Voici quelques aspects de notre approche:

a) Des investigations ethnoculturelles et interculturelles dans la réalité des groupes donnés, des communautés et des sociétés, et dans la nature de leur interaction et de leur co-existence;

b) Dialogue interdisciplinaire entre les disciplines des sciences sociales, les savoirs propres aux communautés et les systèmes de sagesse/savoir de différentes cultures;

c) L’équilibre dans les relations Nord-Sud dans le domaine du savoir, en vue de sortir de la domination ou des nouvelles théories crypto-colonialistes, le tout eu égard au pluralisme et à l’interculturalité;

d) Efforts d’intégration de différents modes de savoir et l’épistémologie.

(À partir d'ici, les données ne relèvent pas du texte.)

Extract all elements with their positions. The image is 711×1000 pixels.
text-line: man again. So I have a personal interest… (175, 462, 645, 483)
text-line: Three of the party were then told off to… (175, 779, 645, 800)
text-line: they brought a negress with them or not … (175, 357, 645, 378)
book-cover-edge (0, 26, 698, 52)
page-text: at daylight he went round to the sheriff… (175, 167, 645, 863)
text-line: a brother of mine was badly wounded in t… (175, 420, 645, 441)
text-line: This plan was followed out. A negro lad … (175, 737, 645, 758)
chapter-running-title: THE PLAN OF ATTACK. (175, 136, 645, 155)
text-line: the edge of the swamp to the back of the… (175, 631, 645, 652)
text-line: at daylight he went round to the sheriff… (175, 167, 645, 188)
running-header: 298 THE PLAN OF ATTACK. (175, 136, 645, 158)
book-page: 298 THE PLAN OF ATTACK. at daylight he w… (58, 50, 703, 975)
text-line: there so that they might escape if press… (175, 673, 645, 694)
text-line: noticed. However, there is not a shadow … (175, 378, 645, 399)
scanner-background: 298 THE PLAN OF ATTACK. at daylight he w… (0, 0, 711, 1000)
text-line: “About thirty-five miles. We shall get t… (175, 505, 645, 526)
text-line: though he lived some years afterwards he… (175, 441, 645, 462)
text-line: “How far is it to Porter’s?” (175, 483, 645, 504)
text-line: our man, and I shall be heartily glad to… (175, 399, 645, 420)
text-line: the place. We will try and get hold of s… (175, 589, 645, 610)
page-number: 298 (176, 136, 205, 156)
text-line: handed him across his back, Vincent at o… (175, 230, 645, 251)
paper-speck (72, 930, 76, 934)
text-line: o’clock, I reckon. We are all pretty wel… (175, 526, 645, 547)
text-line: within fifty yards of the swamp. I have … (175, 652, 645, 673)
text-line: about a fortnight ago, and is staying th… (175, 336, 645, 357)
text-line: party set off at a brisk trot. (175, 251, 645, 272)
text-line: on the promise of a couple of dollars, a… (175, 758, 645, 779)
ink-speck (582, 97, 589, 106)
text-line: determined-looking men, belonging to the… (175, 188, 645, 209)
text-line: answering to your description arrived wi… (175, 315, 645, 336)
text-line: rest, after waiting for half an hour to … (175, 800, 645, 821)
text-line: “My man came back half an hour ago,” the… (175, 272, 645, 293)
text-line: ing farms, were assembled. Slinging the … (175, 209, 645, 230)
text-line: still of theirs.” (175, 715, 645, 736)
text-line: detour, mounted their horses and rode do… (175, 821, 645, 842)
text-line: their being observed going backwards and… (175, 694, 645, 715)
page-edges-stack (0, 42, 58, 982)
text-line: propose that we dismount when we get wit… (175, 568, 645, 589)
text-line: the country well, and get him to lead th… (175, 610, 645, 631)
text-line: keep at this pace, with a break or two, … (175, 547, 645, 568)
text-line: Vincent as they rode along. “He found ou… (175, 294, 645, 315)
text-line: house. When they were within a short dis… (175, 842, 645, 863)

En somme, la philosophie et les pratiques, les programmes et les services de l’IIM se préoccupent des questions interculturelles bien au-delà des rapports entre majorité et minorité ou entre races, au-delà de la gestion de la diversité et de la possibilité de l’équité. Nous voulons travailler la diversité culturelle et l’interculturalité au niveau de leur potentiel transformateur allant à la rencontre des défis économiques, écologiques, politiques et civilisationnels de notre époque moderne.

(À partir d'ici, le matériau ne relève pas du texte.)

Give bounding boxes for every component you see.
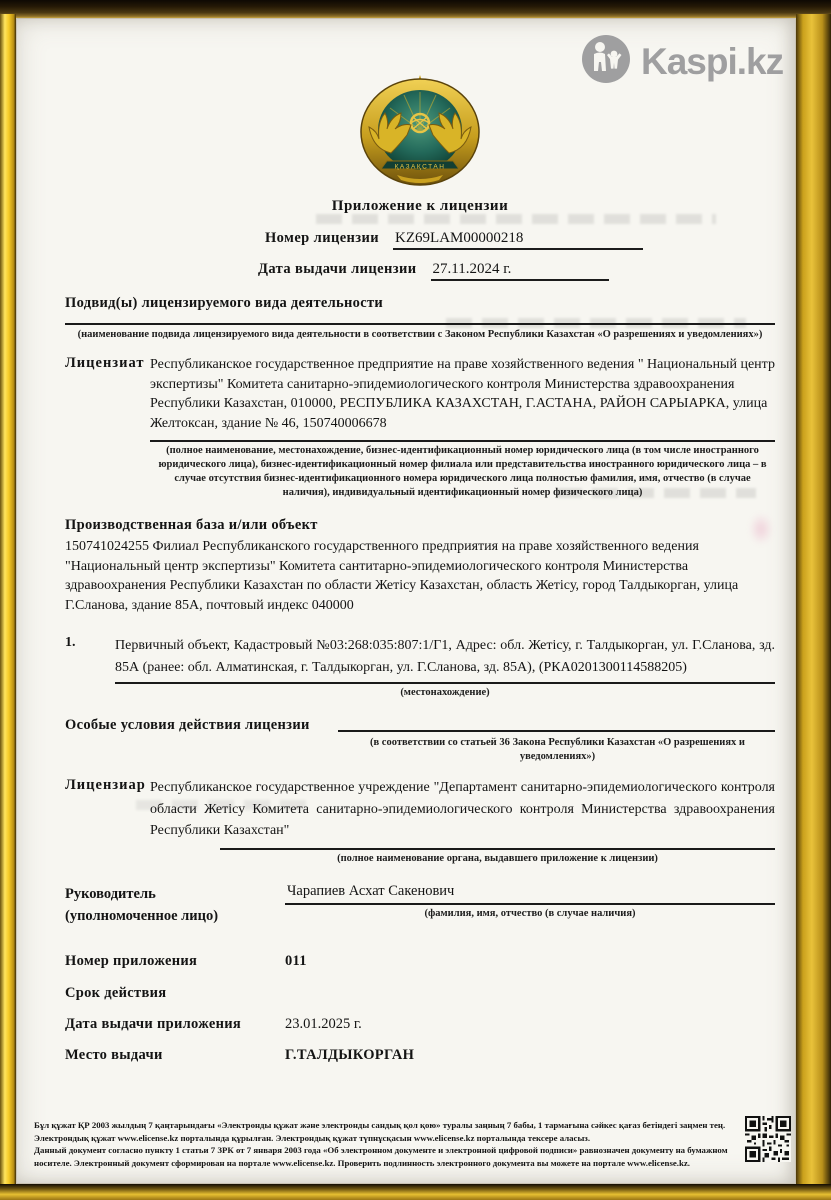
licensee-caption: (полное наименование, местонахождение, б…	[150, 444, 775, 500]
qr-code	[745, 1115, 791, 1163]
licensee-section: Лицензиат Республиканское государственно…	[65, 355, 775, 433]
license-number-label: Номер лицензии	[265, 230, 379, 247]
licensor-label: Лицензиар	[65, 777, 150, 842]
licensor-rule	[220, 848, 775, 850]
head-name: Чарапиев Асхат Сакенович	[285, 883, 775, 900]
document-body: ҚАЗАҚСТАН Приложение к лицензии Номер ли…	[16, 18, 796, 1184]
licensor-section: Лицензиар Республиканское государственно…	[65, 777, 775, 842]
licensee-rule	[150, 440, 775, 442]
footer-line: Бұл құжат ҚР 2003 жылдың 7 қаңтарындағы …	[34, 1119, 742, 1132]
license-date-label: Дата выдачи лицензии	[258, 261, 417, 278]
object-item-number: 1.	[65, 635, 115, 678]
frame-right-edge	[796, 14, 831, 1200]
frame-top-edge	[0, 0, 831, 18]
appendix-date-label: Дата выдачи приложения	[65, 1016, 285, 1033]
license-date-row: Дата выдачи лицензии 27.11.2024 г.	[258, 261, 775, 281]
legal-footer: Бұл құжат ҚР 2003 жылдың 7 қаңтарындағы …	[34, 1119, 742, 1169]
license-number-row: Номер лицензии KZ69LAM00000218	[265, 230, 775, 250]
subtype-heading: Подвид(ы) лицензируемого вида деятельнос…	[65, 295, 775, 312]
licensee-label: Лицензиат	[65, 355, 150, 433]
frame-bottom-edge	[0, 1184, 831, 1200]
emblem-country-label: ҚАЗАҚСТАН	[395, 164, 446, 171]
license-number-value: KZ69LAM00000218	[393, 230, 643, 250]
location-rule	[115, 682, 775, 684]
licensee-text: Республиканское государственное предприя…	[150, 355, 775, 433]
special-conditions-heading: Особые условия действия лицензии	[65, 717, 310, 734]
framed-document-photo: Kaspi.kz	[0, 0, 831, 1200]
facility-text: 150741024255 Филиал Республиканского гос…	[65, 537, 775, 615]
head-caption: (фамилия, имя, отчество (в случае наличи…	[285, 907, 775, 921]
appendix-date-value: 23.01.2025 г.	[285, 1016, 362, 1033]
appendix-number-label: Номер приложения	[65, 953, 285, 970]
license-document-page: Kaspi.kz	[16, 18, 796, 1184]
appendix-number-row: Номер приложения 011	[65, 953, 775, 970]
license-date-value: 27.11.2024 г.	[431, 261, 609, 281]
licensor-caption: (полное наименование органа, выдавшего п…	[220, 852, 775, 866]
head-rule	[285, 903, 775, 905]
object-item-text: Первичный объект, Кадастровый №03:268:03…	[115, 635, 775, 678]
frame-left-edge	[0, 14, 16, 1200]
footer-line: Электрондық құжат www.elicense.kz портал…	[34, 1132, 742, 1145]
footer-line: носителе. Электронный документ сформиров…	[34, 1157, 742, 1170]
head-label-line2: (уполномоченное лицо)	[65, 905, 285, 927]
special-conditions-rule	[338, 730, 775, 732]
state-emblem: ҚАЗАҚСТАН	[65, 18, 775, 190]
special-conditions-caption: (в соответствии со статьей 36 Закона Рес…	[340, 736, 775, 764]
head-label-line1: Руководитель	[65, 883, 285, 905]
footer-line: Данный документ согласно пункту 1 статьи…	[34, 1144, 742, 1157]
object-item: 1. Первичный объект, Кадастровый №03:268…	[65, 635, 775, 678]
head-label: Руководитель (уполномоченное лицо)	[65, 883, 285, 927]
place-label: Место выдачи	[65, 1047, 285, 1064]
kazakhstan-emblem-icon: ҚАЗАҚСТАН	[357, 75, 483, 187]
licensor-text: Республиканское государственное учрежден…	[150, 777, 775, 842]
subtype-caption: (наименование подвида лицензируемого вид…	[65, 328, 775, 342]
special-conditions-section: Особые условия действия лицензии	[65, 717, 775, 734]
place-row: Место выдачи Г.ТАЛДЫКОРГАН	[65, 1047, 775, 1064]
validity-label: Срок действия	[65, 985, 285, 1002]
place-value: Г.ТАЛДЫКОРГАН	[285, 1047, 414, 1064]
appendix-date-row: Дата выдачи приложения 23.01.2025 г.	[65, 1016, 775, 1033]
facility-heading: Производственная база и/или объект	[65, 517, 775, 534]
subtype-rule	[65, 323, 775, 325]
location-caption: (местонахождение)	[115, 686, 775, 700]
document-title: Приложение к лицензии	[65, 198, 775, 215]
validity-row: Срок действия	[65, 985, 775, 1002]
appendix-number-value: 011	[285, 953, 307, 970]
head-section: Руководитель (уполномоченное лицо) Чарап…	[65, 883, 775, 927]
head-value-block: Чарапиев Асхат Сакенович (фамилия, имя, …	[285, 883, 775, 927]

Aujourd’hui, nous mettons l’accent sur la recherche des alternatives interculturelles de la base, pour faire face à ces défis. Bien plus, il importe de retenir que notre travail s’oriente essentiellement vers une éducation sociale/populaire et vers le changement social plutôt que vers le développement des politiques gouvernementales ou institutionnelles, tout cela à travers un engagement au dialogue partout où cela est possible avec le gouvernement et les institutions publiques. La régénération des peuples de la base (société civile) à travers un processus interculturel représente l’un de nos principaux buts à atteindre.

Ses réalisations


Depuis 1965

• Création d’un programme de dialogue entre francophones et anglophones au niveau national.
• Programmes de dialogue interreligieux; co-fondation des sections montréalaise et canadienne de la Conférence mondiale des religions pour la paix.
• Forums interculturels où diverses communautés raciales, religieuses et culturelles viennent s’exprimer.
• Lancement d’un projet-pilote d’éducation interculturelle des enfants de 5 à 12 ans.


Depuis 1972

• Programmes sur les peuples autochtones, ce qui impliquait l’établissement de liens très étroits avec les nations Mohawk, Montagnaise, Algonquine, Ojibway, Dènè et Wabanaki.
• Défense et promotion des droits des cultures minoritaires, tant sur le plan local qu’international; programmes de sensibilisation à toutes les communautés culturelles, y compris les communautés française et anglaise.
• Formation interculturelle de professeurs, de travailleurs sociaux et de professionnels de la santé, d’agents de développement international et de défenseurs des droits de l’Homme.


Depuis 1983

• Établissement d’un réseau international pour les alternatives culturelles au développement, RIACD (1990);
• Action internationale, organisation de colloques :
Belgique : Approche interculturelle de la coopération internationale (1983);
Québec : Vivre avec la terre. Perspectives du développement durable : pratiques indigènes et alternatives (1992);
Inde : Savoir local et globalisation : dialogue interculturel (2000).


Depuis 1994

Projets de recherche réalisés:

- dans le domaine de la santé mentale et cultures ;
- sur les mouvements sociaux communautaires et le pluralisme religieux, culturel et racial;
- sur les jeunes marginaux dans les communautés afro-antillaises de Montréal;
- sur les conditions de vie des personnes âgées des communautés ethnoculturelles.